Active Adaptation Environments

November 29, 2025 · View on GitHub

This folder holds the environment scaffolding that wires Isaac Sim/MuJoCo scenes to modular MDP components.

Files at a glance

  • base.py — top-level env class (_Env) that instantiates and orchestrates MDP pieces. It registers callbacks for reset, pre_step, post_step, update, and debug_draw.
  • mdp/base.py — base interfaces for MDP components (Action, Command, Observation, Reward, Termination). Components share a common lifecycle (reset, step, update) so the env can call them uniformly.
  • mdp/ — concrete MDP modules for task specializations.

Core Execution Flow

  • Commands: command_manager.reset runs on env reset; command_manager.step runs every step (registered as pre_step); command_manager.debug_draw runs when GUI is enabled.
  • Actions: action_manager.reset runs on reset; actions are applied during step after policy outputs are clipped/scaled.
  • Observations: each observation group is an ObsGroup that concatenates per-sensor builders; groups are cached and exposed via TorchRL specs.
  • Rewards/terminations: reward terms accumulate during step; terminations (done/terminated/truncated) are computed and stored in the TensorDict.
  • Randomizations/addons: optional hooks registered as callbacks to perturb environments or add symmetry transforms.

Callback lifecycle in code

Registration (excerpt):

# base.py
self._reset_callbacks = []
self._pre_step_callbacks = []
self._post_step_callbacks = []
self._update_callbacks = []
self._debug_draw_callbacks = []

self._reset_callbacks.append(self.command_manager.reset)
self._debug_draw_callbacks.append(self.command_manager.debug_draw)

self._reset_callbacks.append(self.action_manager.reset)
self._debug_draw_callbacks.append(self.action_manager.debug_draw)

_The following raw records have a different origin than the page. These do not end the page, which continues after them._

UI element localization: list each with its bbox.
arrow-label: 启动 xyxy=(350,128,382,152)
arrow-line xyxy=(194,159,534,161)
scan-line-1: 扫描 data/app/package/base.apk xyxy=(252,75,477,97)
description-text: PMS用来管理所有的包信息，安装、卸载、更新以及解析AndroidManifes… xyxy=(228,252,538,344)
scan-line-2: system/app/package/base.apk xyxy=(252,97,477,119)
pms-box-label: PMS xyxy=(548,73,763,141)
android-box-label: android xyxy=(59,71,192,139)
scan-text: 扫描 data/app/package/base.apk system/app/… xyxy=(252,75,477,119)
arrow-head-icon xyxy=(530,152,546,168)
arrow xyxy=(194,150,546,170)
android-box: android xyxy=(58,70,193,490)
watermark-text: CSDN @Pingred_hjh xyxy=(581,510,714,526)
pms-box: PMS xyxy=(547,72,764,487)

# observations / rewards / terminations also append their
# startup/reset/update/post_step hooks here

Execution at reset:

def _reset(...):
    ...
    if len(env_ids):
        self._reset_idx(env_ids)
        self.scene.reset(env_ids)
    self.episode_length_buf[env_ids] = 0
    for callback in self._reset_callbacks:
        callback(env_ids)
    tensordict.update(self.observation_spec.zero())
    return tensordict

Execution each step (pre/post/compute/update):

def _step(tensordict):
    for substep in range(self.decimation):
        self.apply_action(tensordict, substep)
        for callback in self._pre_step_callbacks:
            callback(substep)
        self.scene.write_data_to_sim()
        self.sim.step(render=False)
        self.scene.update(self.physics_dt)
        for callback in self._post_step_callbacks:
            callback(substep)
    self._update()                       # calls all update callbacks
    tensordict.update(self._compute_reward())
    self.command_manager.update()        # runs after rewards
    self._compute_observation(tensordict)
    tensordict.set("terminated", self._compute_termination())
    ...

HDMI task components

HDMI tasks are assembled from modules in active_adaptation/envs/mdp/commands/hdmi:

  • Command (command.py)
    • RobotTracking implements robot tracking with reference state initialization in sample_init.
    • RobotObjectTracking implements robot-object co-tracking.
  • Observations (observations.py)
    • Reference Motion: future ref joints (ref_joint_pos_future, ref_joint_vel_future), ref roots in robot frame, local/body deltas (diff_body_*).
    • Action-aligned refs: ref_joint_pos_action / ref_joint_pos_action_policy expose targets normalized by action scaling, used for residual action space policies.
    • Object features: contact targets vs. EEF (ref_contact_pos_b, diff_contact_pos_b), object pose in robot frame (object_xy_b, object_heading_b, object_pos_b, object_ori_b), object joint states, and future deltas (diff_object_*_future).
  • Rewards (rewards.py)
    • Keypoint/body tracking (pos/ori/vel) with global or root-aligned frames, exponential or error forms.
    • Joint tracking (pos/vel) with tolerances.
    • Object tracking: position/orientation/joint targets.
    • Contact reward: EEF-to-target distance and force terms (eef_contact_exp, eef_contact_exp_max, eef_contact_all) conditioned on reference contact labels.